Tras abandonar a Madeon por lo fácil de su sesión, Azari & III supieron acertar en lo que se necesita para continuar bien la noche. Son auténticos mamarrachos de los que no puedes no enamorarte, con su manera particular de revisionar el house más ochentoso con una propuesta DIY irresistible. Reckless (With Your Love) nos derritío en el escenario, con las coreografías de sus bailarinas dando espectáculo. Cargados de referencias homosexuales, acid bien limado, su set no defraudó y cumplió con todo el rumor de unos directos dignos de toda fiesta.

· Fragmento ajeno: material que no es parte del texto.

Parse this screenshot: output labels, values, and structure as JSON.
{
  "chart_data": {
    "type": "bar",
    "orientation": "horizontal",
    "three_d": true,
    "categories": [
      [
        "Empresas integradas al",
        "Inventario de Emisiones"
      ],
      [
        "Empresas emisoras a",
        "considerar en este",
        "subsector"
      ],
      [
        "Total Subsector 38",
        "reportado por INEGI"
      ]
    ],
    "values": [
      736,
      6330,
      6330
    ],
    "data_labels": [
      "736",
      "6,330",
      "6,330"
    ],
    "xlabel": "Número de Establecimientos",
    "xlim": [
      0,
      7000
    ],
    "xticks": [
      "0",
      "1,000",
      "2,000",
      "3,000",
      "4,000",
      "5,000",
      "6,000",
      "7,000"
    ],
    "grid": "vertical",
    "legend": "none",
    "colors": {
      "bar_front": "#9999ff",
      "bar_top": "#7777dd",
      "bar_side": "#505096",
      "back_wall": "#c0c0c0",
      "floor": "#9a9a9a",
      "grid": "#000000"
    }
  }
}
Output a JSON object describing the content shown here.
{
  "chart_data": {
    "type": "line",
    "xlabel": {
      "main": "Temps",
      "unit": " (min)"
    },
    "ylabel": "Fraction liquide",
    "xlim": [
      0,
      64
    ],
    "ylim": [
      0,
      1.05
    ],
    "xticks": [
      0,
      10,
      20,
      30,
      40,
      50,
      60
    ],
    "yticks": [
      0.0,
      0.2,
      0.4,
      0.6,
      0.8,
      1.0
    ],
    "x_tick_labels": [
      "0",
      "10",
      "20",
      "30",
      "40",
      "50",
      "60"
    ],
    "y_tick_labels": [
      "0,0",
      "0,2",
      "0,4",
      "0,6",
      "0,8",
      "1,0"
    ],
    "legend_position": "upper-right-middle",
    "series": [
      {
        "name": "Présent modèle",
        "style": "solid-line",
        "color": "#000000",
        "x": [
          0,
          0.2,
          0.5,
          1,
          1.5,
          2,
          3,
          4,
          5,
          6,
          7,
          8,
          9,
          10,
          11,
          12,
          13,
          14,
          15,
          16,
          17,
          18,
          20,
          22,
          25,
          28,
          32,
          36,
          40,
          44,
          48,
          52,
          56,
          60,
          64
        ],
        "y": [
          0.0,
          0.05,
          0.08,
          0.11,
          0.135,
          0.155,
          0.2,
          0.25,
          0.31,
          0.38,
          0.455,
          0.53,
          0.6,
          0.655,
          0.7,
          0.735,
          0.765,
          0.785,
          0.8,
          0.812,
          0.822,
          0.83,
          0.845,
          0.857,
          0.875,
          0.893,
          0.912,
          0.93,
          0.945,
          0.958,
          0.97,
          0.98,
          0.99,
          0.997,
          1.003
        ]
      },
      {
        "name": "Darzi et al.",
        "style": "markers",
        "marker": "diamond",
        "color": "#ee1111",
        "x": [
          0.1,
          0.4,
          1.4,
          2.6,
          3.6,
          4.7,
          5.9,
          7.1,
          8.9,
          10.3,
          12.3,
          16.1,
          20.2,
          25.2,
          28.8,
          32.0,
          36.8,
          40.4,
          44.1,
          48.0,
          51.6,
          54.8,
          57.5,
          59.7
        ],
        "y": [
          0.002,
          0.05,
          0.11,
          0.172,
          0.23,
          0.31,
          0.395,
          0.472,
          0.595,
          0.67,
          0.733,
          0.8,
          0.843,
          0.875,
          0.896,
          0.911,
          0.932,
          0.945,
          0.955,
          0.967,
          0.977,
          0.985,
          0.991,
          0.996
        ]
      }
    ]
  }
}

Con Deadmau5 tuvimos sentimientos encontrados. Este artista ya se encuentra en un nivel de popularidad mastodóntico y se palpaba en la pirotecnia de su espectáculo, un abundante uso de LED sumado a su cabeza de ratón en bucle. Electro house zumbante digno de consumo másivo, ritmos contudentes para el populacho, pero sin ninguna relevancia. Demasiado fácil, demasiado evidente, que no lograba ninguna emoción, y esos que sus hits son telita finísima. Modeselektor apuntaba a que lo iba a arreglar, y no nos equivocamos. Con un directo claramente protagonizado por su disco Happy Birthday, eran conscientes de que a esas horas poco puede arriesgarse. Wonky ralentizado, diabluras durante el escenario, entre muchas otras estupideces, saturando sus composiciones con techno casposo. Su gamberrismo es tan espontáneo, que es imposible no hacerles la reverencia.

DVA fue bastante cálido, su fórmula de house con R&B es sexy y vibrante, pero quizás fuese programado demasiado tarde. Ahora bien, que cerrar con Julio Bashmore, no hizo no emigrar ni a Luciano ni a Laurent Garnier. Pura adrelanina y sorpresa, un cierre peculiar pero sutil. Adiós Sónar.